During his stay at the PAH Robert formed a bond with a number of the staff, and as well as fundraising for the hospital, he has cooked meals and brought them Christmas presents as his own personal thank you.

"I've left curries for the doctors and little Chrissy presents; I've made some chilly jam for them. I even made a curry and dropped it off up to the nurses another day as well," he said.

"Everyone there, they were magnificent.

"It was my birthday and because it came up on the Facebook page, it said if you want to, you can ask for a donation to charity. I thought, why not, because every time I come down, I always go in there and donate $50.

"I thought, I'll give it a go, all my mates, male and female have donated, I was surprised by my old ex-boss from the air force, he threw a $100 in.
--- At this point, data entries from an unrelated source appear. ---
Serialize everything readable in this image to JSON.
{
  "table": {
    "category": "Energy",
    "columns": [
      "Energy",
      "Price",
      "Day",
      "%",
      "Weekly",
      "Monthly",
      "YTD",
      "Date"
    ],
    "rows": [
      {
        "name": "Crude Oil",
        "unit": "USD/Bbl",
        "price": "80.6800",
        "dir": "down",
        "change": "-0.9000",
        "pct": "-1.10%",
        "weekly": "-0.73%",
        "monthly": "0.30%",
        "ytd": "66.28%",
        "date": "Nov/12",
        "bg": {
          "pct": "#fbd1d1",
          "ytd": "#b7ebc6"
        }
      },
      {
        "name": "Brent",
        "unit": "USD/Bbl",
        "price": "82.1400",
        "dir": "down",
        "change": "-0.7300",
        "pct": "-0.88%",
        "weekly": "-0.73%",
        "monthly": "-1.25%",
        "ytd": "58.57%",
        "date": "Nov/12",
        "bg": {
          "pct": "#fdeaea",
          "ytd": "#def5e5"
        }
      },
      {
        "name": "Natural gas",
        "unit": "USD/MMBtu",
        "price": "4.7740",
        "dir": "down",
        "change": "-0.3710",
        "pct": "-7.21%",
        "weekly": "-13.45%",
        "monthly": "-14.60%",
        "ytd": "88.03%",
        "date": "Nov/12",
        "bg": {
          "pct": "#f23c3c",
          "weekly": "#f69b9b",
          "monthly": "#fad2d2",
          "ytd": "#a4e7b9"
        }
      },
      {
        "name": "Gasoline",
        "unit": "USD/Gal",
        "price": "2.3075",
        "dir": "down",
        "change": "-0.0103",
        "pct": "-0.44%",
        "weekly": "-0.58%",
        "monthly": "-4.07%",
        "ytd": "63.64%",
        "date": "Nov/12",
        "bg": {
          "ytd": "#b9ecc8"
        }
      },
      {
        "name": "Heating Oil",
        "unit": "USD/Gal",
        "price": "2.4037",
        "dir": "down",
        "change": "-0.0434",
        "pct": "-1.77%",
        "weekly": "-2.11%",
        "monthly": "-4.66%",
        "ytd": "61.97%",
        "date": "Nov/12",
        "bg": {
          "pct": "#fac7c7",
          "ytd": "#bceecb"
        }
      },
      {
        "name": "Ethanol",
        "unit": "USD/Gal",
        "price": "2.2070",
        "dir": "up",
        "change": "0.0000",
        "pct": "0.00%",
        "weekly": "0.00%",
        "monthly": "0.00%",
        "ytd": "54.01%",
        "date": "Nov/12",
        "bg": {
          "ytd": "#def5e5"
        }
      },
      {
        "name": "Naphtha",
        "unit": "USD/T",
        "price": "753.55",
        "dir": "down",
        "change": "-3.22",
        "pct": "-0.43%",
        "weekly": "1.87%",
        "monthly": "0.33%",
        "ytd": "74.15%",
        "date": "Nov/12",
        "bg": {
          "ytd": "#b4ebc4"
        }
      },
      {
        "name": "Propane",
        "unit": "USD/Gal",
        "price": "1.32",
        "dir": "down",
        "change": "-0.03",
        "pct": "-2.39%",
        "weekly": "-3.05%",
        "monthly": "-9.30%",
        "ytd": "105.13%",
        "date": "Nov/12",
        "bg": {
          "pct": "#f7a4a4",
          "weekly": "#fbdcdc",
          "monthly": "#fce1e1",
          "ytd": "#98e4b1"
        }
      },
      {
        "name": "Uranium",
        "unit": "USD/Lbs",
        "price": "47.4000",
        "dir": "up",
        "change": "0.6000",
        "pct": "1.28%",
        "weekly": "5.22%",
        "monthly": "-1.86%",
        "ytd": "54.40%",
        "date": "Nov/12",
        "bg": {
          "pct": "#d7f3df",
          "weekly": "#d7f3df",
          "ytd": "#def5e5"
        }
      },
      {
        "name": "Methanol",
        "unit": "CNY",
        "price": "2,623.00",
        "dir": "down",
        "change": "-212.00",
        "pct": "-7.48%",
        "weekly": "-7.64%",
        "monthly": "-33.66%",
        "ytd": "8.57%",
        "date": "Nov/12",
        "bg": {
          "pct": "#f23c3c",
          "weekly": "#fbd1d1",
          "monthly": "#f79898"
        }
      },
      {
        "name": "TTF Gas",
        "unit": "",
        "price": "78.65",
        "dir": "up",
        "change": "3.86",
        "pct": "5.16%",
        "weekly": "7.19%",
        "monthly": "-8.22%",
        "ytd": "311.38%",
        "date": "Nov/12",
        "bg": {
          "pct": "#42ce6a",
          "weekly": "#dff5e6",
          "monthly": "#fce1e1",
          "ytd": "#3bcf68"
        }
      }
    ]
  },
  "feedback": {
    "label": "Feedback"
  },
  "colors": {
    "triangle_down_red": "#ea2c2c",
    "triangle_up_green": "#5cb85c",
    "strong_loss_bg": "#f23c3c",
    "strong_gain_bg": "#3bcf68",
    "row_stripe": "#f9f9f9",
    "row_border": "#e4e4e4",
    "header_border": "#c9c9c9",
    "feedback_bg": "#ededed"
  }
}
I only had $300 down there as the mark to get to, and I think it was up to $445, I surpassed the figure that I put down, I was really pleased with that."

"When I first found out I was diagnosed with cirrhosis I went to the Public Trustee and talked about my will. I was looking for somewhere where there's liver research. The Trustee does not have on its books, any associations or anything to do with liver, that's what made me think.

"I walked into PA one day and I just checked, about the research at the PA, and then found out that I could make the money go to liver research through the research foundation, and that's what we've been doing for three years."